The "female empowerment" angle is probably the least vague of the Economist claims and it is reflected in other sources; there's even some data backing it up (in the more concrete formulation from the last/academic quote):
Using data from Wave II of the National Survey of Families and Households, this study investigates the links between men’s participation in core (traditionally female) and non-core (traditionally male) household tasks and sexual frequency. Results show that both husbands and wives in couples with more traditional housework arrangements report higher sexual frequency, suggesting the importance of gender display rather than marital exchange for sex between heterosexual married partners.
However another study attempting to confirm this on a newer data set, failed:
Although contemporary couples increasingly express preferences for egalitarian unions, previous research has suggested that sexual intimacy decreases when routine housework is shared. Yet this research was conducted on data that are decades old. To update this work, the authors compared data from the 2006 Marital and Relationship Survey (MARS) and Wave 2 of the National Survey of Families and Households (NSFH2), collected in 1992–1994. The results indicated change in the association between housework arrangements and sexual intimacy across surveys. Although egalitarian arrangements were associated with lower sexual frequency compared to conventional arrangements in the NSFH2, no such difference was found in the MARS. In fact, reported sexual frequency increased across surveys among egalitarian couples only.
To pick almost randomly some of the economics-related studies... Here are some from a review:
While men tended to receive more education than women in the past, the gender gap in education has reversed in recent decades in most Western and many non-Western countries. [...]
Speed dating experiments and online dating studies conducted in the US support the idea that men avoid female partners with characteristics associated with economic success such as high educational attainment and ambition, at least in the early 2000s, when the data were collected (Fisman et al. 2006; Hitsch et al. 2010). It is not clear whether this also holds for long-term relationships. Preferences may differ for short-term versus long-term relationships (Stewart-Williams and Thomas 2013).

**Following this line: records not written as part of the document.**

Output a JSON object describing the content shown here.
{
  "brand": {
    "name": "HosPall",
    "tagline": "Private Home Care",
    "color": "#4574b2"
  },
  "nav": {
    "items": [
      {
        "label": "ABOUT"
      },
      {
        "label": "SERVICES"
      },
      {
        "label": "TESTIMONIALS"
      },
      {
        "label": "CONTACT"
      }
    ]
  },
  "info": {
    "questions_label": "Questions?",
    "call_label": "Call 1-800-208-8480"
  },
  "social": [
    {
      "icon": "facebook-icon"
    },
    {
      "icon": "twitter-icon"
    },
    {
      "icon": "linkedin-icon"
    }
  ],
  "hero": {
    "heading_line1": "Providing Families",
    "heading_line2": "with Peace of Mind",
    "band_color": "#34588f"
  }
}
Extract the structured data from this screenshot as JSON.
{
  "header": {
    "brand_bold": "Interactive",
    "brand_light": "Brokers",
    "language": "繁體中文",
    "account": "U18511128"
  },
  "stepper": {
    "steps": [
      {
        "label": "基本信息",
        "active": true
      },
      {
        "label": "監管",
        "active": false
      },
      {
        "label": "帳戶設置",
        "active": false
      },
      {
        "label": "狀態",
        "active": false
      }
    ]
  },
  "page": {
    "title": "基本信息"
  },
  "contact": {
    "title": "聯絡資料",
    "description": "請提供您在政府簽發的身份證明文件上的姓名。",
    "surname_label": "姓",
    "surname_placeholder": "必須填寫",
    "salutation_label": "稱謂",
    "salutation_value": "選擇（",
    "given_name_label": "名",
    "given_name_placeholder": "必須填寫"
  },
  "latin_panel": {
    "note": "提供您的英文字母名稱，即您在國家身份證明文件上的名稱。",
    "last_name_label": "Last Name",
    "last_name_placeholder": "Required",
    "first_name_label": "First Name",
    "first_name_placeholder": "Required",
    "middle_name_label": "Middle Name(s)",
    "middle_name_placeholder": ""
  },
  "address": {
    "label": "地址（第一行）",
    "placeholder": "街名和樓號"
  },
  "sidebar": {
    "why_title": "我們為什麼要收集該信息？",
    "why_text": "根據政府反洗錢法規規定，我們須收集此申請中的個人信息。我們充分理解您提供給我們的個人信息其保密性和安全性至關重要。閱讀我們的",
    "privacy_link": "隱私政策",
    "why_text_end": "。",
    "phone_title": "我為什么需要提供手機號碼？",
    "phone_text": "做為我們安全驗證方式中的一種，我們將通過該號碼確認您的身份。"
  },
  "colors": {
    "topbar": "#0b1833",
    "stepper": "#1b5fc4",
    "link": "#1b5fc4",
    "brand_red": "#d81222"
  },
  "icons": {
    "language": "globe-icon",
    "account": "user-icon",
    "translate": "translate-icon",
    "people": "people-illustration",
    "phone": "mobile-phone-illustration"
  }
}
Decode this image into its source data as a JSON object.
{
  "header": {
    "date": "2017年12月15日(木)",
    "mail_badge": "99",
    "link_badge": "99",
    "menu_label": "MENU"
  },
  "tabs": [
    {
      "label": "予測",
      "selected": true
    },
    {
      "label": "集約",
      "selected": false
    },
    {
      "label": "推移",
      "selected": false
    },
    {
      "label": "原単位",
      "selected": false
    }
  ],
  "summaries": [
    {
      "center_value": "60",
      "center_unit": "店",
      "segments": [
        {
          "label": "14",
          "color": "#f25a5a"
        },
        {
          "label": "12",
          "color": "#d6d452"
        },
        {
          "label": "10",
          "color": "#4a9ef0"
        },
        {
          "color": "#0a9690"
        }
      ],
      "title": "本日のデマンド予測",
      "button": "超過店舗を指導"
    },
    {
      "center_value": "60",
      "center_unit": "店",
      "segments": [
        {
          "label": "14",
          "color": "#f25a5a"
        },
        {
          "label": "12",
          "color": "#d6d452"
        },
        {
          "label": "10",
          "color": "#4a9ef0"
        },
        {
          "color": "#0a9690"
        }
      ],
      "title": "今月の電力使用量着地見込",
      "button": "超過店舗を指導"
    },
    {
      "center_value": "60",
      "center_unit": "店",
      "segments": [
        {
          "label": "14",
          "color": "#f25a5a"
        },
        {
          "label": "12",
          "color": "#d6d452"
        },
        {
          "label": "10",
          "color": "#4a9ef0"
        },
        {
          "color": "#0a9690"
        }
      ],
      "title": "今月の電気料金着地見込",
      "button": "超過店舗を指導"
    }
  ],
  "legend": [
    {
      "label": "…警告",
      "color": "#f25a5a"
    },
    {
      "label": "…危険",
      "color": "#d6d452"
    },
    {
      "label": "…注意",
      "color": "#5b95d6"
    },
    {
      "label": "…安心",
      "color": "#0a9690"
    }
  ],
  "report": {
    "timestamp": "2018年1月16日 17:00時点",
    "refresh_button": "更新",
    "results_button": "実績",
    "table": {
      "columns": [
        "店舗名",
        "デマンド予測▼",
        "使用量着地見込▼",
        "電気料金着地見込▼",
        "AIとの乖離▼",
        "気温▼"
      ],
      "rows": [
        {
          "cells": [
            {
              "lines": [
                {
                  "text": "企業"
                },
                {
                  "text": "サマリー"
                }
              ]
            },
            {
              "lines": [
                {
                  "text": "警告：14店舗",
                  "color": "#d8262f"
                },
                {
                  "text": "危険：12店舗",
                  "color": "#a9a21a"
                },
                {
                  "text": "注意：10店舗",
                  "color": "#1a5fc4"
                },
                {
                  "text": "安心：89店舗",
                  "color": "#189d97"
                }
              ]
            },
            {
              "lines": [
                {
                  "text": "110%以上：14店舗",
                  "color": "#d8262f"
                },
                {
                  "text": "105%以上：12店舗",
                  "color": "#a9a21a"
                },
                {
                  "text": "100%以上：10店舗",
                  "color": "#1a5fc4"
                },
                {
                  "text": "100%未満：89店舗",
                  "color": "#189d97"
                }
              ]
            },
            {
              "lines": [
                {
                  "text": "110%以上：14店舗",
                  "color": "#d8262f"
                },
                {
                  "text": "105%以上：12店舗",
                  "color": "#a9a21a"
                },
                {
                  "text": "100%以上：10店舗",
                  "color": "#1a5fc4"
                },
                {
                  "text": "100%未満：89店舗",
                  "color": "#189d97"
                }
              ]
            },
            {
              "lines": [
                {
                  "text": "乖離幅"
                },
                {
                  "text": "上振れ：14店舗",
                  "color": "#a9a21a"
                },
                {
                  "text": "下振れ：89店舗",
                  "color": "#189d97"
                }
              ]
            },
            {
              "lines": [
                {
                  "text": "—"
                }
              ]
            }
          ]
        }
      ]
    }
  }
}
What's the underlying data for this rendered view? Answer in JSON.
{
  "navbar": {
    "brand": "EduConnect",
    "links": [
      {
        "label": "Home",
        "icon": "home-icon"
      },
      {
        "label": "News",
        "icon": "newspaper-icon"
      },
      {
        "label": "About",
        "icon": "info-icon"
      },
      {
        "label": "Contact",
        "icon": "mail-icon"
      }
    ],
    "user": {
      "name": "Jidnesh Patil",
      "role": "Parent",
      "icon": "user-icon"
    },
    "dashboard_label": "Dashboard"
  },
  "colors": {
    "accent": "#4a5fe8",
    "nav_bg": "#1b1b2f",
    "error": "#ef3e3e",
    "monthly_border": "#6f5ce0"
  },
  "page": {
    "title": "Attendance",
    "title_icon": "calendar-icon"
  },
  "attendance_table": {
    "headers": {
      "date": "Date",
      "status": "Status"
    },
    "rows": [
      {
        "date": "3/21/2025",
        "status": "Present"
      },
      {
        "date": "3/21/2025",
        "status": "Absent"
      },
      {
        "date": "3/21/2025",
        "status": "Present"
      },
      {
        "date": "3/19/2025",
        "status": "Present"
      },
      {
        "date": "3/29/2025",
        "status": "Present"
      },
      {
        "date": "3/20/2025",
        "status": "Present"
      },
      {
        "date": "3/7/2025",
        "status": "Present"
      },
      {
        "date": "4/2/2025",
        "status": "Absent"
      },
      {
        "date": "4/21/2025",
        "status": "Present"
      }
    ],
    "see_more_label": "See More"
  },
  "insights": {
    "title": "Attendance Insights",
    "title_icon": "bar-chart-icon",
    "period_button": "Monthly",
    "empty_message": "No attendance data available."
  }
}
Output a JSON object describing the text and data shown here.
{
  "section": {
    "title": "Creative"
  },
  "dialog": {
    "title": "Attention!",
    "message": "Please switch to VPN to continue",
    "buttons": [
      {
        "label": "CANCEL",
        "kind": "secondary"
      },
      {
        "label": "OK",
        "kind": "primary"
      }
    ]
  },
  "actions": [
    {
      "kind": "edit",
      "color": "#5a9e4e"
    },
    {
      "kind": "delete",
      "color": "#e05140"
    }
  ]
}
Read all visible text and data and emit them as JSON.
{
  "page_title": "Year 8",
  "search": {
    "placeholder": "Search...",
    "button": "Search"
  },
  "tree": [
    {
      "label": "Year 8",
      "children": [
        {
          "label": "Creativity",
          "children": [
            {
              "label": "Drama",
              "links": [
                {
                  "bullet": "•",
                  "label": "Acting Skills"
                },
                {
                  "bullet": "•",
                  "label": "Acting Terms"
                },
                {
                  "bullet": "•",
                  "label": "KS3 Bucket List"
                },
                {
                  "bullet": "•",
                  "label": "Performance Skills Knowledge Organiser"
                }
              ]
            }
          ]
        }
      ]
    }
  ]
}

So in these you have the interaction of female empowerment in the sense of economic/educational empowerment and technology changes (online dating) producing a result potentially diminishing sexual encounters and thus activity. It's not too clear if the supply-demand equation of sex can or cannot eventually balance these changes (e.g. by men culturally adapting to these changes.)
Economic empowerment may also impact the stability of long-term relationships (again potentially leading to less sex):
Complaints and feelings of unfairness about the division of unpaid work may undermine union satisfaction, which may ultimately lead to union dissolution. In a qualitative study of 120 men and women living in the New York metropolitan area, Gerson (2011) found that a majority of young adult women and men alike aspired to have an egalitarian relationship, sharing paid work in the labor market and unpaid work at home. At the same time, despite their shared aspirations, men and women seem to be skeptical about that the egalitarian ideal would be realized. When asked about their fallback strategies, women and men appeared to hold strongly divergent ideals. While the majority of men wanted to revert to traditional gender roles as a fallback plan, most women said they would opt for going it alone if they were faced with that option.
If you also consider that some research indicates that women have better sexual satisfaction in long-term relationships than in hookups, then fewer long-terms relationships could lead to less sex. But this latter kind of research is also controversial in itself; longitudinal studies have a more mixed picture, with women's sexual desire dropping off after a while in a stable relationship. So it's really difficult to put all this stuff together with economics factors that may affect sexual activity through multiple pathways. In other words, it's easy to generally point the finger to economics as probably having something to do with less sex, but pretty hard to be certain of the (strength of) the various pathways.